On s’habitue, c’est tout !

Jacques Brel dans sa chanson "On n'oublie rien de rien", nous le serinait déjà.

Catégorie Les paradoxales

C’est notre plus grande force et notre plus grande faiblesse…notre faculté d’adaptation. Il est presque aussi facile de s’accoutumer au pire qu’au meilleur, bien que les conséquences quant à notre confort ne soient pas les mêmes, reconnaissons-le. On s’habitue vite à vivre dans la prospérité, à bien manger et à bien boire.

On s’habitue aussi à vivre de moins en moins bien ,surtout si le phénomène est progressif et donc peu perceptible. Il nous faut quelques mois pour constater que le temps passé dans les embouteillages augmente, que l’air est plus pollué, qu’il est plus difficile de trouver une place de stationnement…Mais notre révolte, quand révolte il y a, est bien superficielle et s’exerce généralement contre d’autres victimes. Klaxons d’impatience, insultes diverses … en sont les signes extérieurs. Les coupables sont vite trouvés : l’administration, les politiques … sans que cela serve à grand chose car les autorités sont impuissantes à contrôler l'évolution de notre société. Les progrès technologiques, la prospérité économique créent de nouveaux besoins qui ont des effets pervers qu'on ne prévoyait pas et qu'on ne maîtrise pas.

Autre effet indésirable, conséquence d'un monde qui change et de nos choix, le développement de l'incivilité, de la délinquance sous toutes ses formes et de la violence. L’insécurité, maître mot d’un vaste programme que nos élus, qu'ils soient dans la majorité ou pas, exploitent à tour de bras et de déclarations d’intention.

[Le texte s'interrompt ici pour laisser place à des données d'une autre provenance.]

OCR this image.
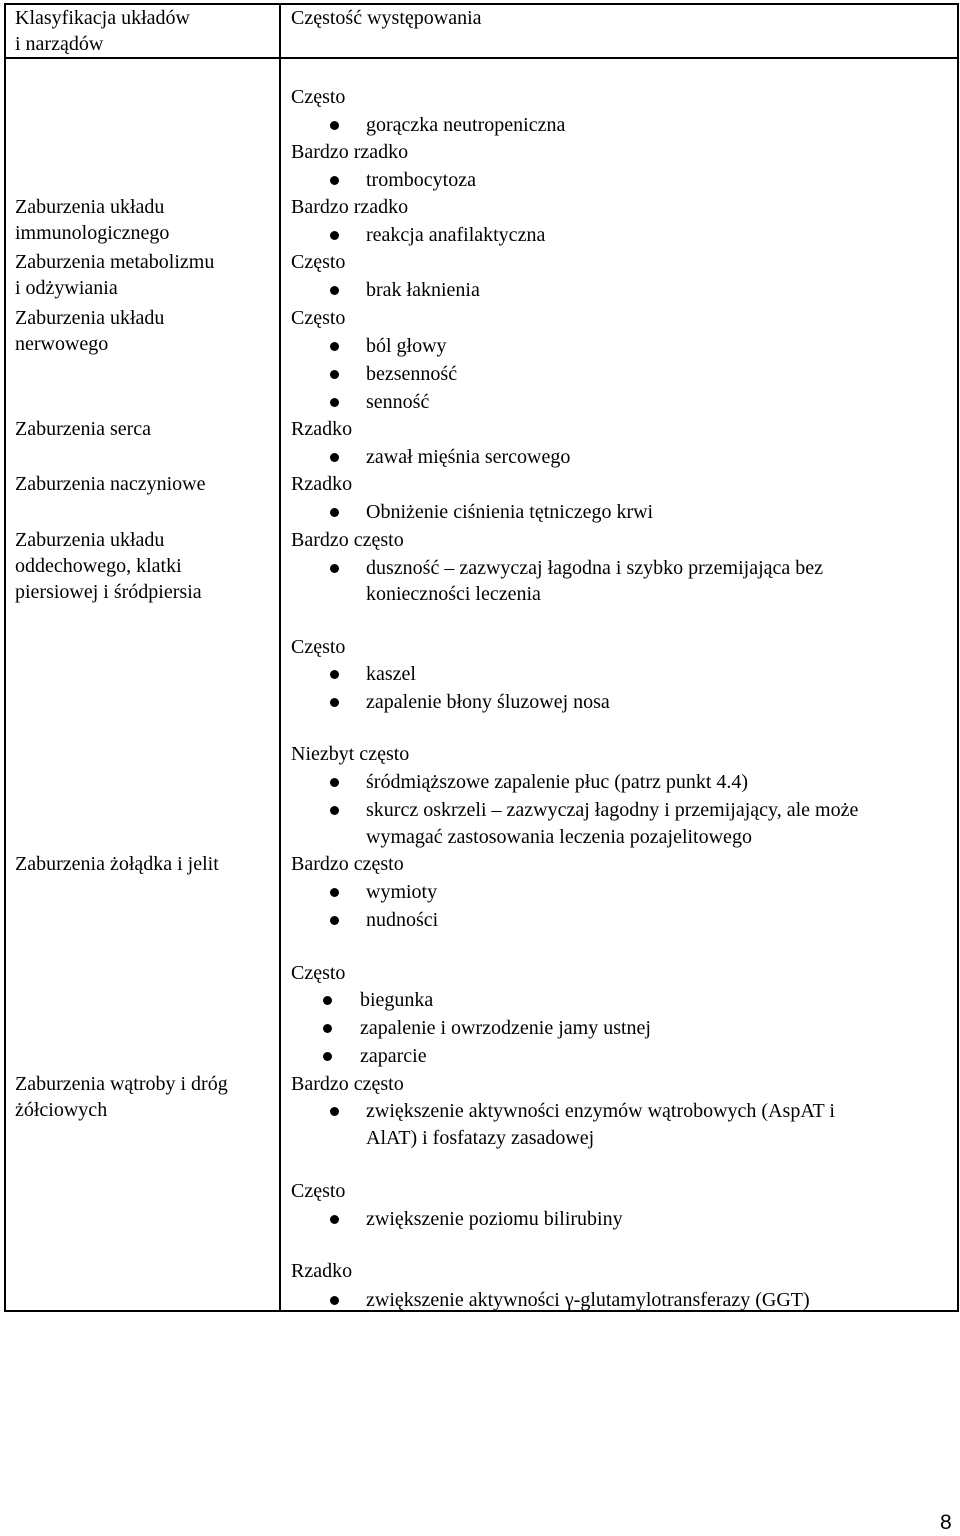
Klasyfikacja układów
i narządów
Częstość występowania
Zaburzenia układu
immunologicznego
Zaburzenia metabolizmu
i odżywiania
Zaburzenia układu
nerwowego
Zaburzenia serca
Zaburzenia naczyniowe
Zaburzenia układu
oddechowego, klatki
piersiowej i śródpiersia
Zaburzenia żołądka i jelit
Zaburzenia wątroby i dróg
żółciowych
Często
gorączka neutropeniczna
Bardzo rzadko
trombocytoza
Bardzo rzadko
reakcja anafilaktyczna
Często
brak łaknienia
Często
ból głowy
bezsenność
senność
Rzadko
zawał mięśnia sercowego
Rzadko
Obniżenie ciśnienia tętniczego krwi
Bardzo często
duszność – zazwyczaj łagodna i szybko przemijająca bez
konieczności leczenia
Często
kaszel
zapalenie błony śluzowej nosa
Niezbyt często
śródmiąższowe zapalenie płuc (patrz punkt 4.4)
skurcz oskrzeli – zazwyczaj łagodny i przemijający, ale może
wymagać zastosowania leczenia pozajelitowego
Bardzo często
wymioty
nudności
Często
biegunka
zapalenie i owrzodzenie jamy ustnej
zaparcie
Bardzo często
zwiększenie aktywności enzymów wątrobowych (AspAT i
AlAT) i fosfatazy zasadowej
Często
zwiększenie poziomu bilirubiny
Rzadko
zwiększenie aktywności γ-glutamylotransferazy (GGT)
8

Et chacun y va de son petit bilan. Les uns constatent une hausse de la délinquance, les autres se vantent d’un bilan local qui leur permet d’afficher une baisse des délits en tout genre. Comment s’y retrouver dans cet amalgame de chiffres ? On a bien du mal à faire la différence entre les vols de portable et les cambriolages avec violence. Les petits délits, scènes de la vie ordinaire, simplement consignés sur les mains courantes des gendarmeries et des commissariats de police de tout l’hexagone, sont trop nombreux pour être comptabilisés et trop insignifiants pour qu’on s’y intéresse, sauf pour ceux qui en sont les victimes. Souvent, ils ne prennent même pas la peine de signaler leurs infortunes, découragés à l'avance par ce qui les attend…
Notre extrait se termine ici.